With water: The aroma has turned more pungent and really attacks the nose. It has also developed a slight saltiness which wasn't there before. The palate has totally changed. No longer richly smooth, it now assaults the tongue with massive spices and salt. This now has some Old Pulteney attributes, but again I would say it is a little too powerful for an OP. Bladnoch comes to mind again. Could this be the 6yr Bourbon matured version? I have one but haven't tried it yet so I can't say for certain and I'm not opening it now just to test. Again I do not believe this to be a Speyside malt. Maybe Lowland or Island, perhaps Highland.

Verdict: Again I like this and it is a little more of an 'every day' malt than the first sample. This was delightful with water, but I think I preferred it even more without. Although the first was better with 4 drops of water.



Unknown 'Sample 3'


Colour: This is the most colourful of the three, but it is still pale compared to most whiskies!

Nose: I seem to want to describe this nose as heavy. Definitely not sweet and with lots of dough. My goodness, I am back in my Grandma's house when she is making bread. The dough hasn't yet been put into the oven, but it has risen and is about to have the tea-towel removed before placing it into the oven. What a memory. I haven't thought of this scene for some 35-40 years, but this dram just brought it straight back to me.

Palate: This one leaves the front of the tongue alone in favour of the middle to back. Yes, it has some dough, it also has something herbal which I can't quite identify, alongside a little Juniper. The juniper reminds me of Penderyn, but this one isn't quite so distinct as my previous Penderyn experience. Although I wouldn't be too surprised if this were a slightly older, sherry-cask Penderyn.

With water: This is much more lively with water. Much more spicy, but less distinct in flavour. The finish is now much longer and includes the front of the tongue. I definitely prefer this one without the water. But that's just my palate and preference.

A summary of this mysterious Head to Head;


My favourite is the second, but then I find it hard to choose between the first and third.

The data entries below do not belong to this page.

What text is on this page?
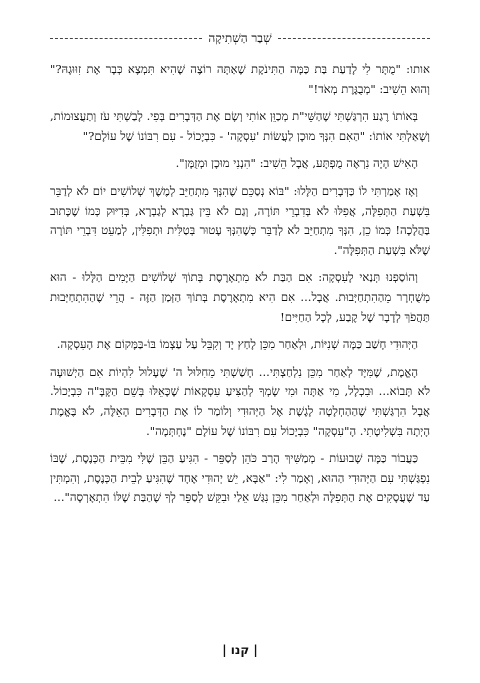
שְׁבַר הַשְׁתִיקָה

אותו: "מֻתָּר לִי לָדַעַת בַּת כַּמָּה הַתִּינֹקֶת שֶׁאַתָּה רוֹצֶה שֶׁהִיא תִּמְצָא כְּבָר אֶת זִוּוּגָהּ?" וְהוּא הֵשִׁיב: "מְבֻגֶּרֶת מְאֹד!"

בְּאוֹתוֹ רֶגַע הִרְגַּשְׁתִּי שֶׁהַשֵּׁי"ת מְכַוֵּן אוֹתִי וְשָׂם אֶת הַדְּבָרִים בְּפִי. לָבַשְׁתִּי עֹז וְתַעֲצוּמוֹת, וְשָׁאַלְתִּי אוֹתוֹ: "הַאִם הִנְּךָ מוּכָן לַעֲשׂוֹת 'עִסְקָה' - כִּבְיָכוֹל - עִם רִבּוֹנוֹ שֶׁל עוֹלָם?"

הָאִישׁ הָיָה נִרְאֶה מֻפְתָּע, אֲבָל הֵשִׁיב: "הִנְנִי מוּכָן וּמְזֻמָּן".

וְאָז אָמַרְתִּי לוֹ כַּדְּבָרִים הַלָּלוּ: "בּוֹא נְסַכֵּם שֶׁהִנְּךָ מִתְחַיֵּב לְמֶשֶׁךְ שְׁלוֹשִׁים יוֹם לֹא לְדַבֵּר בִּשְׁעַת הַתְּפִלָּה, אֲפִלּוּ לֹא בְּדִבְרֵי תּוֹרָה, וְגַם לֹא בֵּין גַּבְרָא לְגַבְרָא, בְּדִיּוּק כְּמוֹ שֶׁכָּתוּב בַּהֲלָכָה! כְּמוֹ כֵן, הִנְּךָ מִתְחַיֵּב לֹא לְדַבֵּר כְּשֶׁהִנְּךָ עָטוּר בְּטַלִּית וּתְפִלִּין, לְמַעֵט דִּבְרֵי תּוֹרָה שֶׁלֹּא בִּשְׁעַת הַתְּפִלָּה".

וְהוֹסַפְנוּ תְּנַאי לָעִסְקָה: אִם הַבַּת לֹא מִתְאָרֶסֶת בְּתוֹךְ שְׁלוֹשִׁים הַיָּמִים הַלָּלוּ - הוּא מְשֻׁחְרָר מֵהַהִתְחַיְּבוּת. אֲבָל... אִם הִיא מִתְאָרֶסֶת בְּתוֹךְ הַזְּמַן הַזֶּה - הֲרֵי שֶׁהַהִתְחַיְּבוּת תַּהֲפֹךְ לְדָבָר שֶׁל קֶבַע, לְכָל הַחַיִּים!

הַיְּהוּדִי חָשַׁב כַּמָּה שְׁנִיּוֹת, וּלְאַחַר מִכֵּן לָחַץ יָד וְקִבֵּל עַל עַצְמוֹ בּוֹ-בַּמָּקוֹם אֶת הָעִסְקָה.

הָאֱמֶת, שֶׁמִּיָּד לְאַחַר מִכֵּן נִלְחַצְתִּי... חָשַׁשְׁתִּי מֵחִלּוּל ה' שֶׁעָלוּל לִהְיוֹת אִם הַיְשׁוּעָה לֹא תָּבוֹא... וּבִכְלָל, מִי אַתָּה וּמִי שָׂמְךָ לְהַצִּיעַ עִסְקָאוֹת שֶׁכָּאֵלּוּ בְּשֵׁם הַקָּבָּ"ה כִּבְיָכוֹל. אֲבָל הִרְגַּשְׁתִּי שֶׁהַהַחְלָטָה לָגֶשֶׁת אֶל הַיְּהוּדִי וְלוֹמַר לוֹ אֶת הַדְּבָרִים הָאֵלֶּה, לֹא בֶּאֱמֶת הָיְתָה בִּשְׁלִיטָתִי. הָ"עִסְקָה" כִּבְיָכוֹל עִם רִבּוֹנוֹ שֶׁל עוֹלָם "נֶחְתְּמָה".

כַּעֲבוֹר כַּמָּה שָׁבוּעוֹת - מְמַשִּׁיךְ הָרַב כֹּהֵן לְסַפֵּר - הִגִּיעַ הַבֵּן שֶׁלִּי מִבֵּית הַכְּנֶסֶת, שֶׁבּוֹ נִפְגַּשְׁתִּי עִם הַיְּהוּדִי הַהוּא, וְאָמַר לִי: "אַבָּא, יֵשׁ יְהוּדִי אֶחָד שֶׁהִגִּיעַ לְבֵית הַכְּנֶסֶת, וְהִמְתִּין עַד שֶׁעֲסָקִים אֶת הַתְּפִלָּה וּלְאַחַר מִכֵּן נִגַּשׁ אֵלַי וּבִקֵּשׁ לְסַפֵּר לְךָ שֶׁהַבַּת שֶׁלּוֹ הִתְאָרְסָה"...

| קנו |
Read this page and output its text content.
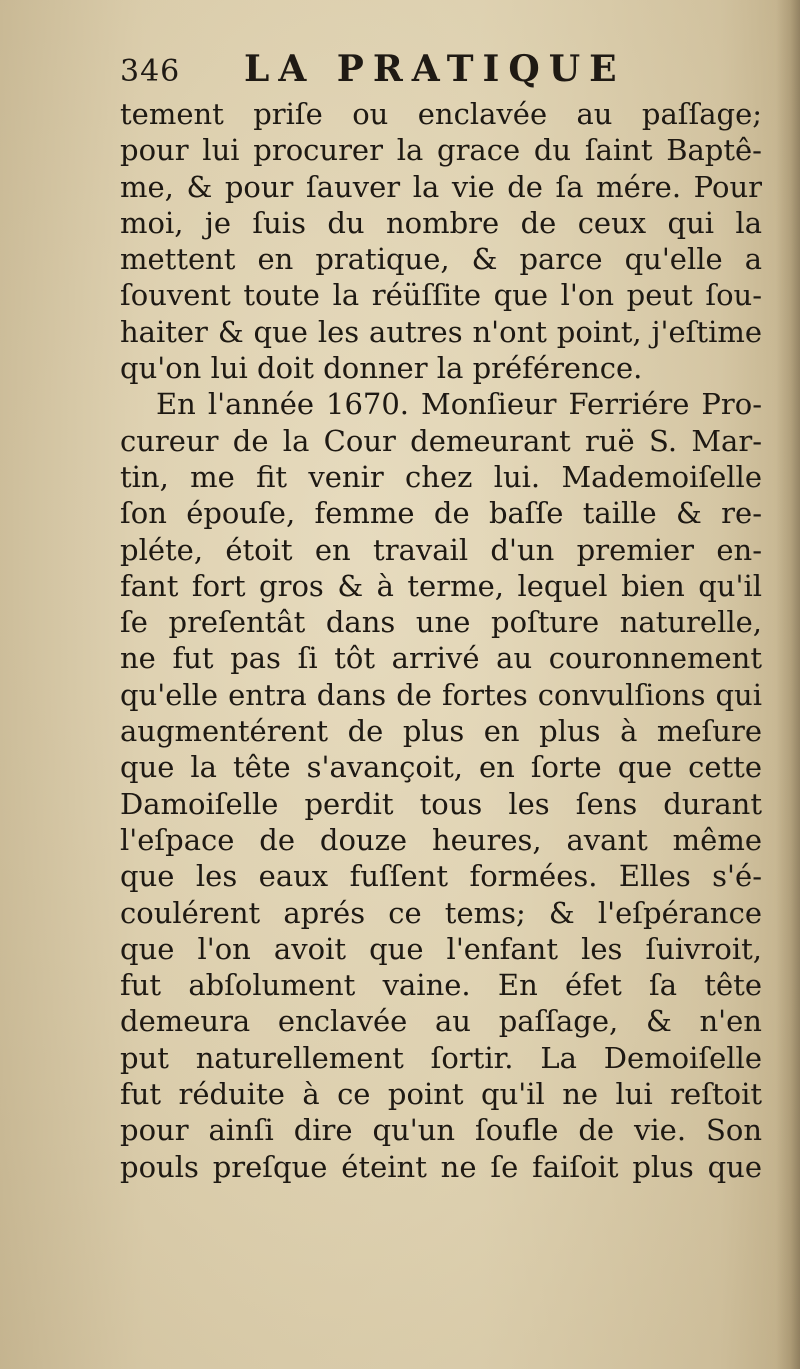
346 LA PRATIQUE
tement priſe ou enclavée au paſſage;
pour lui procurer la grace du ſaint Baptê-
me, & pour ſauver la vie de ſa mére. Pour
moi, je ſuis du nombre de ceux qui la
mettent en pratique, & parce qu'elle a
ſouvent toute la réüſſite que l'on peut ſou-
haiter & que les autres n'ont point, j'eſtime
qu'on lui doit donner la préférence.
En l'année 1670. Monſieur Ferriére Pro-
cureur de la Cour demeurant ruë S. Mar-
tin, me fit venir chez lui. Mademoiſelle
ſon épouſe, femme de baſſe taille & re-
pléte, étoit en travail d'un premier en-
fant fort gros & à terme, lequel bien qu'il
ſe preſentât dans une poſture naturelle,
ne fut pas ſi tôt arrivé au couronnement
qu'elle entra dans de fortes convulſions qui
augmentérent de plus en plus à meſure
que la tête s'avançoit, en ſorte que cette
Damoiſelle perdit tous les ſens durant
l'eſpace de douze heures, avant même
que les eaux fuſſent formées. Elles s'é-
coulérent aprés ce tems; & l'eſpérance
que l'on avoit que l'enfant les ſuivroit,
fut abſolument vaine. En éfet ſa tête
demeura enclavée au paſſage, & n'en
put naturellement ſortir. La Demoiſelle
fut réduite à ce point qu'il ne lui reſtoit
pour ainſi dire qu'un ſoufle de vie. Son
pouls preſque éteint ne ſe faiſoit plus que
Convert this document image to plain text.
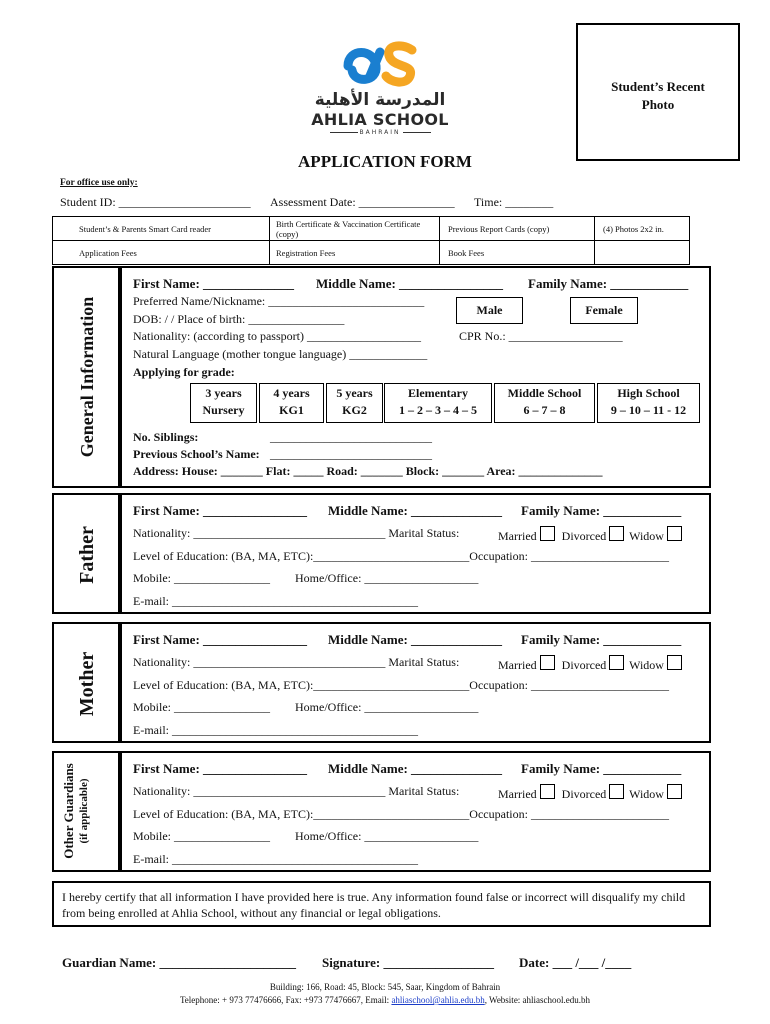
المدرسة الأهلية
AHLIA SCHOOL
BAHRAIN
Student’s Recent
Photo
APPLICATION FORM
For office use only:
Student ID: ______________________ Assessment Date: ________________ Time: ________
Student’s & Parents Smart Card reader	Birth Certificate & Vaccination Certificate (copy)	Previous Report Cards (copy)	(4) Photos 2x2 in.
Application Fees	Registration Fees	Book Fees	
General Information
First Name: ______________ Middle Name: ________________ Family Name: ____________
Preferred Name/Nickname: __________________________
DOB: / / Place of birth: ________________
Male	Female
Nationality: (according to passport) ___________________	CPR No.: ___________________
Natural Language (mother tongue language) _____________
Applying for grade:
3 years
Nursery
4 years
KG1
5 years
KG2
Elementary
1 – 2 – 3 – 4 – 5
Middle School
6 – 7 – 8
High School
9 – 10 – 11 - 12
No. Siblings:	___________________________
Previous School’s Name: ___________________________
Address: House: _______ Flat: _____ Road: _______ Block: _______ Area: ______________
Father
First Name: ________________ Middle Name: ______________ Family Name: ____________
Nationality: ________________________________ Marital Status:	Married Divorced Widow
Level of Education: (BA, MA, ETC):__________________________Occupation: _______________________
Mobile: ________________ Home/Office: ___________________
E-mail: _________________________________________
Mother
First Name: ________________ Middle Name: ______________ Family Name: ____________
Nationality: ________________________________ Marital Status:	Married Divorced Widow
Level of Education: (BA, MA, ETC):__________________________Occupation: _______________________
Mobile: ________________ Home/Office: ___________________
E-mail: _________________________________________
Other Guardians (if applicable)
First Name: ________________ Middle Name: ______________ Family Name: ____________
Nationality: ________________________________ Marital Status:	Married Divorced Widow
Level of Education: (BA, MA, ETC):__________________________Occupation: _______________________
Mobile: ________________ Home/Office: ___________________
E-mail: _________________________________________
I hereby certify that all information I have provided here is true. Any information found false or incorrect will disqualify my child from being enrolled at Ahlia School, without any financial or legal obligations.
Guardian Name: _____________________ Signature: _________________ Date: ___ /___ /____
Building: 166, Road: 45, Block: 545, Saar, Kingdom of Bahrain
Telephone: + 973 77476666, Fax: +973 77476667, Email: ahliaschool@ahlia.edu.bh, Website: ahliaschool.edu.bh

The only thing I can think of for the third is possibly a sherry cask Penderyn, whereas the first two could be any one of a few different things. As for ages, I get the impression that the second is the oldest and the first the youngest. Whereas I feel the third is a sherry cask, I have the impression that the first two are bourbon casks. But then what do I know, I am probably way off the mark here.
When I am finally told what these are, I will report back and let you all have a giggle at how wrong I probably am.